3. 6216 Sayılı Kanunun 50. Maddesi Yönünden
78. 6216 sayılı Kanun’un 50. maddesinin
(1) numaralı fıkrasında, esas inceleme sonunda ihlal kararı verilmesi hâlinde
ihlalin ve sonuçlarının ortadan kaldırılması için yapılması gerekenlere hükmedileceği
belirtilmiş; ancak yerindelik denetimi yapılamayacağı, idari eylem ve işlem
niteliğinde karar verilemeyeceği hüküm altına alınmıştır.
79. Başvuruda, Anayasa’nın 36.
maddesinin ihlal edildiği sonucuna varılmıştır.
80. Başvurucu, mağduriyetinin
giderilmesi amacıyla yeniden yargılama yapılmasının sağlanmasını, lehine
30.000,00 TL manevi ve cezaevinde kalacağı süre dikkate alınarak mahrum kalınan
kazanç oranında 161.730,45 TL maddi tazminat ile yargılama ücret ve giderlerine
hükmedilmesini; başvuru dosyası üzerindeki incelemenin duruşmalı yapılmasını
talep etmektedir.
81. Anayasa Mahkemesi başvurucunun
sadece ihlal tespitiyle telafi edilemeyecek ölçüde manevi zarar görmüş olduğunu
kabul etmektedir.
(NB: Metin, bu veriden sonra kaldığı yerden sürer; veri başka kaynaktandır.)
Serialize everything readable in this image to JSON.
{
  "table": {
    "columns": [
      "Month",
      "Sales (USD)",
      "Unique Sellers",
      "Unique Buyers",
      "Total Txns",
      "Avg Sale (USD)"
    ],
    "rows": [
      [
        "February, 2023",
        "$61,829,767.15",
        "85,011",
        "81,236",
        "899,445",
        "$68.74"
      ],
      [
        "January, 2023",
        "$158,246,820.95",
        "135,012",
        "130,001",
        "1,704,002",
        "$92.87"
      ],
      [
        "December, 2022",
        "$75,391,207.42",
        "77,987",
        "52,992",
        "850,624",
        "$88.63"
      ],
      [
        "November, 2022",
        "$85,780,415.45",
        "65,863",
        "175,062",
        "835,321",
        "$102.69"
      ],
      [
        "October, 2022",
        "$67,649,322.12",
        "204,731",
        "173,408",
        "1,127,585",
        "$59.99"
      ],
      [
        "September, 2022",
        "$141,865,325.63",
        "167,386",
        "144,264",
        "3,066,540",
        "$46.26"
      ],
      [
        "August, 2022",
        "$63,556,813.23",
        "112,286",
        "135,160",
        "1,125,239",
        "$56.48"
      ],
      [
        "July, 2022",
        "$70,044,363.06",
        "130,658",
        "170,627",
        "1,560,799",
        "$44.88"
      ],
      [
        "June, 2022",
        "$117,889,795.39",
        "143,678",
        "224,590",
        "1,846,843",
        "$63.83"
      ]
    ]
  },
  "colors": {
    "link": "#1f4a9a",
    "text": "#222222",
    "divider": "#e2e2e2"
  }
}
Dolayısıyla, davaya ilişkin olayları dikkate alarak
başvurucuya takdiren 14.950,00 TL manevi tazminat
ödenmesine karar verilmesi gerekir.
82. Başvurucu tarafından yapılan ve
dosyadaki belgeler uyarınca tespit edilen 198,35 başvuru harcı ve 1.500,00 TL
vekâlet ücretinden oluşan toplam 1.698,35 TL yargılama giderinin başvurucuya
ödenmesine karar verilmesi gerekir.
V. HÜKÜM
Açıklanan
gerekçelerle;
A. Başvurunun,
1. Davada
verilen hükmün silahların eşitliği ilkesini ihlal ettiği yönünden ileri sürülen
iddialar bakımından “açıkça dayanaktan
yoksun” olması nedeniyle KABUL EDİLEMEZ OLDUĞUNA,
2.
Yargılamanın makul süreyi aştığına yönelik iddia bakımından KABUL EDİLEBİLİR
OLDUĞUNA,
B. Yargılamanın makul süreyi aşması nedeniyle Anayasa’nın 36.
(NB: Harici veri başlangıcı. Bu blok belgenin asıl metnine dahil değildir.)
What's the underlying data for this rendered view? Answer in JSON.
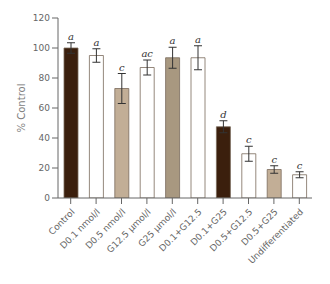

maddesinin İHLAL EDİLDİĞİNE,
C. Başvurucuya 14.950,00 TL manevi TAZMİNAT ÖDENMESİNE,
D. Başvurucu tarafından yapılan 198,35 TL başvuru harcı ve 1.500,00
TL vekâlet ücretinden oluşan toplam 1.698,35 TL yargılama giderinin BAŞVURUCUYA
ÖDENMESİNE,
E. Ödemelerin, kararın tebliğini takiben başvurucuların Maliye
Bakanlığına başvuru tarihinden itibaren dört ay içinde yapılmasına; ödemede
gecikme olması halinde, bu sürenin sona erdiği tarihten ödeme tarihine kadar
geçen süre için yasal faiz uygulanmasına,
16/7/2014 tarihinde OY BİRLİĞİYLE karar verildi.